Tuesday, April 5, 2011

Science of the Cosmos, Science of the Soul

In his book, Science of the Cosmos, Science of the Soul: The Pertinence of Islamic Cosmology in the Modern World, William C. Chittick has put forward a refreshing outlook on Islam today. Away from the ideological and cartoonish depictions of this faith, Chittick unfolds a forward looking, indeed revolutionary perspective on how Islam was meant to be understood in the first place.

The core of his work is a critical differentiation in Islam between two forms of human knowledge, "transmitted" and "intellectual". Simply put, the former is passed on in the form of "Taqlid" (imitation of an authority), the latter can only be found independently through "Tahqiq" (realization, verification), using mind, heart and personal experience.

According to Chittick, to think “Islamically’” is above all to pursue the unity of God, the only source of truth and reality, through Tahqiq. This highly personal pursuit of unity stands in stark contrast with the modern obsession with intellectual and academic specialization, a form of fragmentation that moves away from the discovery of unifying principles in the world.
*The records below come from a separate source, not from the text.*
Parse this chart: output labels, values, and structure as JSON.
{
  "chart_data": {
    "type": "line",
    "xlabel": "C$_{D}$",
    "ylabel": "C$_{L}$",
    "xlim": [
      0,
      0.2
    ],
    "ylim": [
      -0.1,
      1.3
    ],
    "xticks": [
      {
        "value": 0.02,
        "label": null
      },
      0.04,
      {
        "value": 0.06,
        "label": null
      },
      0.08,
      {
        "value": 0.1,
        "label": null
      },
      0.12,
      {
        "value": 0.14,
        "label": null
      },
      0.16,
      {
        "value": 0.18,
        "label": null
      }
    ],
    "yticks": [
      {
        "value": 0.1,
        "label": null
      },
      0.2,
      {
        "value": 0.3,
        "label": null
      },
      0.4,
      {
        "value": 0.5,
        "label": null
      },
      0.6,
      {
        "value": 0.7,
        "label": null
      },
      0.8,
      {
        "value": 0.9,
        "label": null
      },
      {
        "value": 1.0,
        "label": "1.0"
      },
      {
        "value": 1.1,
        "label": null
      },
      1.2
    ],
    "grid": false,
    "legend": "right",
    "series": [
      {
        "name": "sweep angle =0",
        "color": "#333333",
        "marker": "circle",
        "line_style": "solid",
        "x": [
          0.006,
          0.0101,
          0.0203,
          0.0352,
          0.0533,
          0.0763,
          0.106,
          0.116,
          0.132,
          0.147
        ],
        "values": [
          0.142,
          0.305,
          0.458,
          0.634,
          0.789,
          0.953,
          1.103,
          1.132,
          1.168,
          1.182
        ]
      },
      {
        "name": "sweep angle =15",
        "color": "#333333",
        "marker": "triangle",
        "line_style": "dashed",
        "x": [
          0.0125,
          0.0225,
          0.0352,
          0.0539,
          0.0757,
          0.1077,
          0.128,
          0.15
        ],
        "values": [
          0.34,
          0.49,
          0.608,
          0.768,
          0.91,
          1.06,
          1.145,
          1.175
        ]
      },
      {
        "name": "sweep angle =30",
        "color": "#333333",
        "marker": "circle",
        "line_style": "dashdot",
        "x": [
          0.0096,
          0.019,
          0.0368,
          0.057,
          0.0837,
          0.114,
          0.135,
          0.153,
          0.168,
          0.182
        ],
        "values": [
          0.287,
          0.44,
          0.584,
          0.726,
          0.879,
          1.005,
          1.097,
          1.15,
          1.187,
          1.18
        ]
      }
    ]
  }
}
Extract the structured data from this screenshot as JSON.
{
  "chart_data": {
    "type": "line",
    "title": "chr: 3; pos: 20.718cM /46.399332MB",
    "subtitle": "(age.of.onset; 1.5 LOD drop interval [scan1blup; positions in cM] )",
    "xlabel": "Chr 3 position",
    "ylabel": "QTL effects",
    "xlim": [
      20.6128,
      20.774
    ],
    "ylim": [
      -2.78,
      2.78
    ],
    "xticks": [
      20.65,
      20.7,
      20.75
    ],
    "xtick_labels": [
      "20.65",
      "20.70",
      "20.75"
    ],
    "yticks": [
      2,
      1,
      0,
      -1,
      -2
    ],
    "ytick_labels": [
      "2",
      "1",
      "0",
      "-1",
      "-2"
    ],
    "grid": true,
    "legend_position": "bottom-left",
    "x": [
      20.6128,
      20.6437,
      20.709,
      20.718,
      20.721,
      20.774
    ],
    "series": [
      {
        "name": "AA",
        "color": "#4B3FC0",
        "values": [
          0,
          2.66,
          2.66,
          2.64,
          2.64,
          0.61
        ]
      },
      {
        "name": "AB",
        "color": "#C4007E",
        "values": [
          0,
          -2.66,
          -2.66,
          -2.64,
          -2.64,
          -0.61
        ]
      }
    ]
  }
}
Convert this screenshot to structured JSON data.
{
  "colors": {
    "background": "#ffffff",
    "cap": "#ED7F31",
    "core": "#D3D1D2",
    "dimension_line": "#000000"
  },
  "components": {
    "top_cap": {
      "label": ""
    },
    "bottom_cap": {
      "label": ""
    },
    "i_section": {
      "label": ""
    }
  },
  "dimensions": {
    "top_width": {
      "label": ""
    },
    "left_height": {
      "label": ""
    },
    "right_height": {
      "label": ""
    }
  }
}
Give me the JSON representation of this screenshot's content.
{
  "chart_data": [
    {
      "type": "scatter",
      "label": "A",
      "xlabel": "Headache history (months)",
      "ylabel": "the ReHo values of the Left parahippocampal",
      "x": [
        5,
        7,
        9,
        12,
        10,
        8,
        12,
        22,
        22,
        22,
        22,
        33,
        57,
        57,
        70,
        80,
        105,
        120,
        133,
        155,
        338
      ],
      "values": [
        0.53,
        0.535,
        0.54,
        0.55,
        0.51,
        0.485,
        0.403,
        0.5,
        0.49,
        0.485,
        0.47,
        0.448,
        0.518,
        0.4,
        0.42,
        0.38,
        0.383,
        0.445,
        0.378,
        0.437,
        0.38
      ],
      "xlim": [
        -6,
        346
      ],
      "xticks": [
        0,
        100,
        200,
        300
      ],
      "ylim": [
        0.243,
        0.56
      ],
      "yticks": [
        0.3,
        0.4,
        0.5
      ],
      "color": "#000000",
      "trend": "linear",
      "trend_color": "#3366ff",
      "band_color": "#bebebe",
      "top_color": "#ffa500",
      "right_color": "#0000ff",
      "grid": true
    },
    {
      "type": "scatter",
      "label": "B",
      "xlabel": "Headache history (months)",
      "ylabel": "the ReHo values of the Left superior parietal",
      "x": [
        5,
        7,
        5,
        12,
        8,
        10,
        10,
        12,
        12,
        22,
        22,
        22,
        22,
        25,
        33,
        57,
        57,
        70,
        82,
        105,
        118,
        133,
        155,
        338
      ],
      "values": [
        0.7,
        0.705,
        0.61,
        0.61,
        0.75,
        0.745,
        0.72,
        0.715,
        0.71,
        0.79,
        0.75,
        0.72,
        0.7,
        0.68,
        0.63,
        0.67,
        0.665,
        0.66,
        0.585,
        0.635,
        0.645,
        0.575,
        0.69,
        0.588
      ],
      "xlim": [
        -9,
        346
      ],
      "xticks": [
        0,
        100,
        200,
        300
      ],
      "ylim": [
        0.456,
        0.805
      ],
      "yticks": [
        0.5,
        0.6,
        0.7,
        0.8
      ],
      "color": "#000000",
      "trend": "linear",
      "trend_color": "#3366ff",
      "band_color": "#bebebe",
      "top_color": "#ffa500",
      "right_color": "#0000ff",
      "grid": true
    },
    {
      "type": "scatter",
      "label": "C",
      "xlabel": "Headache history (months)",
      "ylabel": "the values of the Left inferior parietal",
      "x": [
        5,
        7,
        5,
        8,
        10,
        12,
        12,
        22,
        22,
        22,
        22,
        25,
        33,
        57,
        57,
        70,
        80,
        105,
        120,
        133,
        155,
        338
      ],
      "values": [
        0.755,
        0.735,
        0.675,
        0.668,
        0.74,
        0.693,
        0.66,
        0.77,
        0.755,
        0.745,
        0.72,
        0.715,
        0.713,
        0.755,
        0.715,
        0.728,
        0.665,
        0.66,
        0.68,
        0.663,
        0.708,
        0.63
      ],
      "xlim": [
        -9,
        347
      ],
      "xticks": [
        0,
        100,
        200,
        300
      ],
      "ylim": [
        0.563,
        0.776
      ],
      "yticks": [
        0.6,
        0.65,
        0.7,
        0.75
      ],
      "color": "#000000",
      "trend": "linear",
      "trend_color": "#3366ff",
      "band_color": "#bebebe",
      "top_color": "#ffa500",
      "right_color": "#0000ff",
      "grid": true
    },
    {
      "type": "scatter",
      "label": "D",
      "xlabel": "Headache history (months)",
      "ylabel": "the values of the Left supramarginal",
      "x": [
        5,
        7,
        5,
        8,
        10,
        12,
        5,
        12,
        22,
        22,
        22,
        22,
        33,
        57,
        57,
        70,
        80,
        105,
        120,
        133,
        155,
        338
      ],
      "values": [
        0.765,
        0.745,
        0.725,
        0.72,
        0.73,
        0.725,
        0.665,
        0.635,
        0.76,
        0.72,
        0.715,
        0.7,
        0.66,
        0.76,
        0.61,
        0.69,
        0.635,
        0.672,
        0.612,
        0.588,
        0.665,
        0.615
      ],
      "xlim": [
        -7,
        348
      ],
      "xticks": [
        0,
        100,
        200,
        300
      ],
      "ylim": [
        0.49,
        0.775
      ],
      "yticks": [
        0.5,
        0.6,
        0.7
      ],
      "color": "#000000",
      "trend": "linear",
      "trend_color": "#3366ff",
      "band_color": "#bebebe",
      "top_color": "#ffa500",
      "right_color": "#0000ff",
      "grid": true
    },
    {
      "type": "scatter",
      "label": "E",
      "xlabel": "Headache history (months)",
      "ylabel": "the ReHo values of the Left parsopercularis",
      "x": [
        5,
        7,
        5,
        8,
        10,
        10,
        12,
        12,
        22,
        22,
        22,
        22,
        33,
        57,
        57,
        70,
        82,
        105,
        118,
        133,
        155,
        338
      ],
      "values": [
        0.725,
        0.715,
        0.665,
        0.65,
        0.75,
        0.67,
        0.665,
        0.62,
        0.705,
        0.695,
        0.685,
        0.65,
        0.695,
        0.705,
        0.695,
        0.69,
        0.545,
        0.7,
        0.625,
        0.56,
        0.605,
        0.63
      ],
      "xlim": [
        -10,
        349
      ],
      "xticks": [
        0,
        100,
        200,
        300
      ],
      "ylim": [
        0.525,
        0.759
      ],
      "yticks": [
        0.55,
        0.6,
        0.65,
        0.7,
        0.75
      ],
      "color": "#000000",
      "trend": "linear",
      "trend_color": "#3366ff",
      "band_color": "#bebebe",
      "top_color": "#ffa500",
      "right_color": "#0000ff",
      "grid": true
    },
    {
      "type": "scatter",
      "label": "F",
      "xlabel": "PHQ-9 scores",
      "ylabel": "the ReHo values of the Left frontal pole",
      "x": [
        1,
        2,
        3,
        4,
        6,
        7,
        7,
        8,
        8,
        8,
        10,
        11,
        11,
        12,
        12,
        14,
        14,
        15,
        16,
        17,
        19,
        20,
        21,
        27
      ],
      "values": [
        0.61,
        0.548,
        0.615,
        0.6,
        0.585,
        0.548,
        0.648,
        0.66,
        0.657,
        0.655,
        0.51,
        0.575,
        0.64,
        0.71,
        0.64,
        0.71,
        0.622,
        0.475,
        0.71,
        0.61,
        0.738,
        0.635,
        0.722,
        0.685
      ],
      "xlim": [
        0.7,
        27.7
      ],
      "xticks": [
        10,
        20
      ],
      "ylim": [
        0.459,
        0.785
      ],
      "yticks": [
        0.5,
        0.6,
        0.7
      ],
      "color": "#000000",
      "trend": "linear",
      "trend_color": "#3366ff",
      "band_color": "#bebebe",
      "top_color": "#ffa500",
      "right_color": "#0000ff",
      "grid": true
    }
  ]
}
In his view, this fragmentation creates the many gods of modernity, a source of confusion and suffering, especially when "God" enters the domain of politics becoming yet another manifestation of difference. Indeed, Chittick claims that much of modern Islamic intellectual and political thought “suffers from a grave illness” by imitating modern Western thought, having little to do with original Islam as he understands it.

He also puts a powerful focus on how to “go beyond ideology and dogma”, and steps beyond politics to include much of modern Western scientific thinking as dogmatic because it involves imitation, rather than personal realization. In this novel yet ancient approach to knowledge, there can be no ivory towers of pure objectivity. Knowledge becomes moral again because it springs directly from the human, embedded in our very natures. “We cannot study the natural world without studying ourselves, and we cannot learn about ourselves... without understanding the wisdom inherent in the natural world.” The two are inseparable; there is no room for stark dualisms.

The odd but perceptive title of the book introduces this secret missing piece of Islamic science, the human dimension of "soul". This is in many ways a very radical book, asking us to approach matters with an unimposed or legislated lens: “Until you know yourself … your self-knowledge is based on imitation, not realization.”

What Chittick proposes requires enormous training and personal discipline in the development of one’s self and “soul”, the very instrument through which verification and understanding are gained. But, he makes a powerful argument that this is the real Islamic tradition, and one that offers the modern world, East and West, the chance to rediscover the self as the proper basis for knowledge and creativity.

There are signs today that the Arab world is awakening. The Egyptian and Tunisian revolutions have sought independence from authority, rejected dogma and ideology and, by their pluralism, accepted that individuals, and not just "tribes", matter. Although this current runs at the political level, it mirrors Chittick´s intellectual approach, a mechanism that can be a road forward for Arabs, and a model for many others around the globe.

As he clearly states in this book, the need has never been greater for creative, independent, and unifying action to meet our challenges. "Tahqiq" and its fruits seem very much the proper beginning.